Dans la suite de la manifestation nationale unitaire des travailleur(se)s du secteur ferroviaire, le 25 novembre, des perspectives d’actions plus fortes existent. C’est le sens de l’appel lancé par la fédération SUD-rail ; un appel qui rejoint les préoccupations de bon nombre de collectifs militants CGT dans les établissements.

Si une dynamique est ainsi créée, portée par les équipes syndicales CGT et SUD-rail notamment, confirmée par les assemblées générales, il y a fort à parier que « la prévention des conflits » ne soit plus au cœur des discussion. Comment coordonner et étendre la lutte ? Perspective bien plus intéressante pour toutes celles et tous ceux qui se réclament du syndicalisme révolutionnaire, du syndicalisme qui veut organiser les travailleur(se)s pour à la fois améliorer leur quotidien et tracer la voie vers une organisation différente de la société.

AL Rail

10 jours de concertation, 5 jours de préavis, quelle pratique syndicale ?

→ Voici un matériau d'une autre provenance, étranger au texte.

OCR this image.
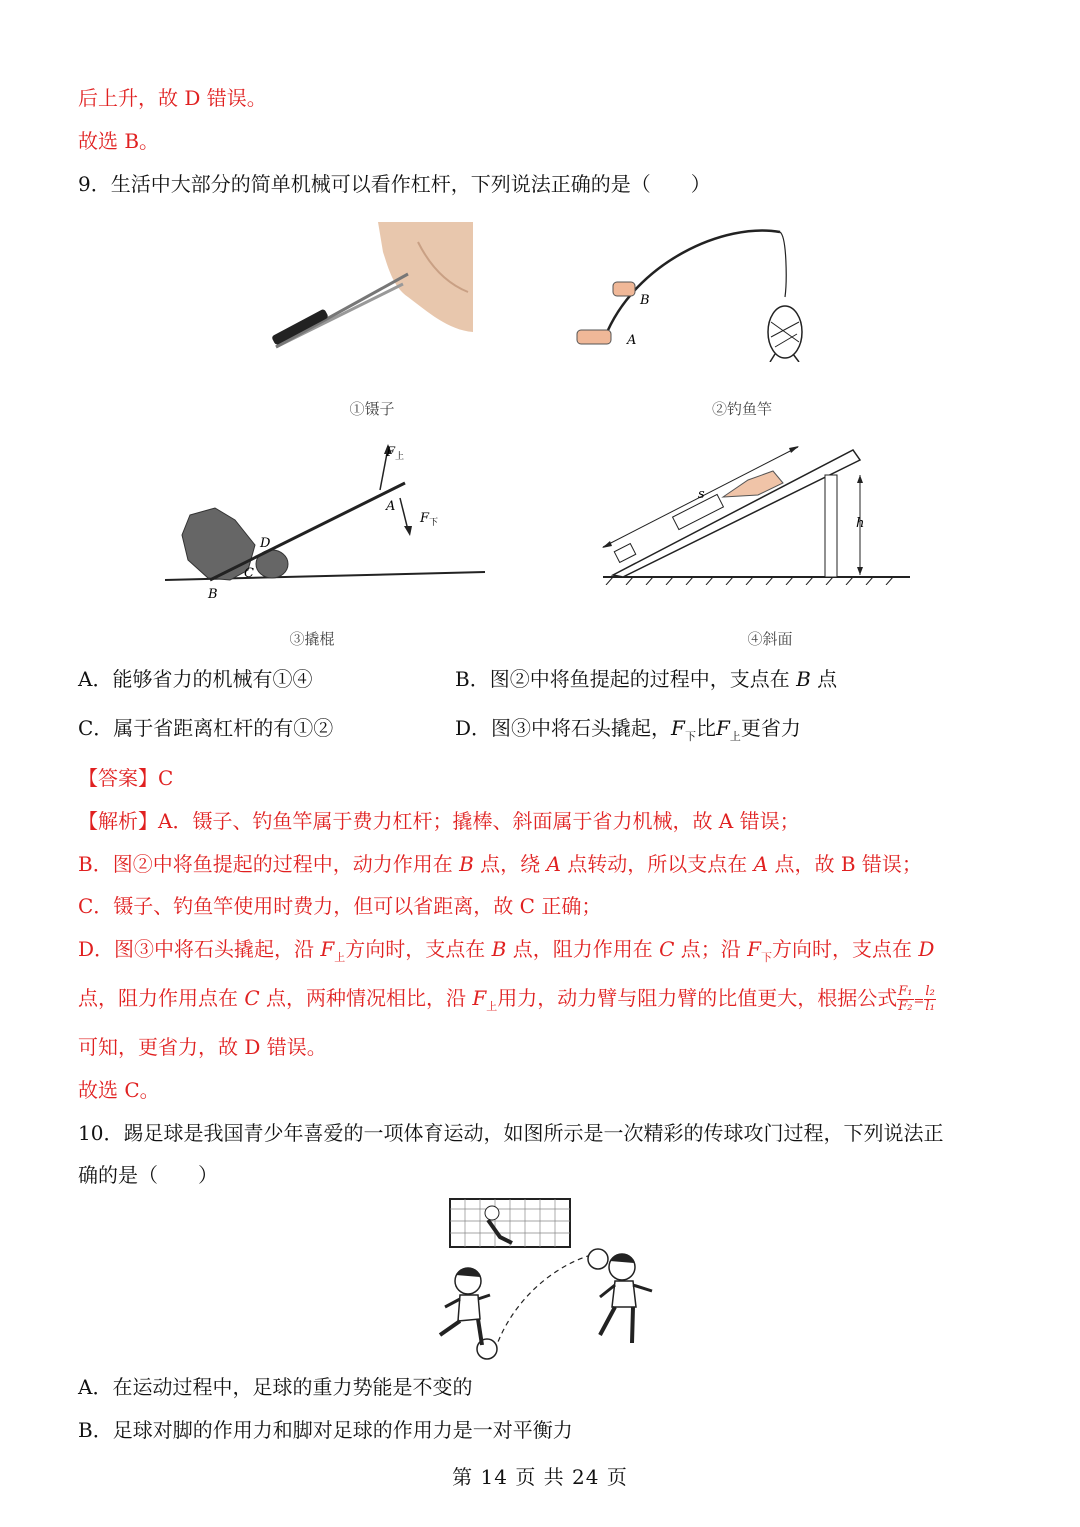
后上升，故 D 错误。
故选 B。
9．生活中大部分的简单机械可以看作杠杆，下列说法正确的是（　　）
①镊子
B
A
②钓鱼竿
$F_上$
$F_下$
A
D
C
B
③撬棍
h
s
④斜面
A．能够省力的机械有①④	B．图②中将鱼提起的过程中，支点在 B 点
C．属于省距离杠杆的有①②	D．图③中将石头撬起，$F_下$比$F_上$更省力
【答案】C
【解析】A．镊子、钓鱼竿属于费力杠杆；撬棒、斜面属于省力机械，故 A 错误；
B．图②中将鱼提起的过程中，动力作用在 B 点，绕 A 点转动，所以支点在 A 点，故 B 错误；
C．镊子、钓鱼竿使用时费力，但可以省距离，故 C 正确；
D．图③中将石头撬起，沿 $F_上$方向时，支点在 B 点，阻力作用在 C 点；沿 $F_下$方向时，支点在 D
点，阻力作用点在 C 点，两种情况相比，沿 $F_上$用力，动力臂与阻力臂的比值更大，根据公式 $\frac{\text{F₁}}{\text{F₂}} = \frac{\text{l₂}}{\text{l₁}}$
可知，更省力，故 D 错误。
故选 C。
10．踢足球是我国青少年喜爱的一项体育运动，如图所示是一次精彩的传球攻门过程，下列说法正
确的是（　　）
A．在运动过程中，足球的重力势能是不变的
B．足球对脚的作用力和脚对足球的作用力是一对平衡力
第 14 页 共 24 页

Extrait de l’accord … dont les dispositions ne sont, pour l’instant, pas obligatoires, puisque la loi ne prévoit toujours que les 5 jours du préavis :

« … les signataires conviennent-ils que la grève doit s’envisager comme un recours ultime, le préavis étant appelé à n’intervenir qu’au terme d’une période explicite de concertation, permettant une instruction plus approfondie du différend naissant, et donnant de meilleures chances à la conclusion d’un compromis. Il est donc institué une démarche de » concertation immédiate « par laquelle les organisations syndicales peuvent aviser la direction concernée d’un différend particulier, c’est à dire d’un problème clairement identifié, unique, susceptible de provoquer un conflit. Ce différend doit être explicité par écrit auprès de la direction par un représentant syndical ou un délégué syndical d’établissement désigné à cet effet. La direction peut prendre l’initiative de déclencher elle-même cette procédure, pour des sujets qu’elle considère comme potentiellement conflictuels. Dans le cadre de cette démarche, la concertation est alors ouverte lors d’une première réunion, au plus tard dans les trois jours ouvrables après la date de réception de la demande. Si nécessaire et pendant une période de dix jours ouvrables à compter de cette même date, d’autres réunions peuvent être programmées afin de finaliser la réponse au problème soulevé.

Les signataires conviennent de faire tous leurs efforts pour laisser les discussions se tenir au cours de cette période, afin de parvenir par la négociation à un accord et éviter ainsi le dépôt d’un préavis, voire une issue conflictuelle, caractéristique d’un échec du dialogue… »

Si la conciliation échoue et si le mouvement de grève est de nature à perturber le trafic, il est indispensable de connaître suffisamment tôt le maintien du préavis de grève, afin d’organiser au mieux le service et d’en informer la clientèle. Dans cet esprit, un délai de prévenance de 24 heures sera recherché.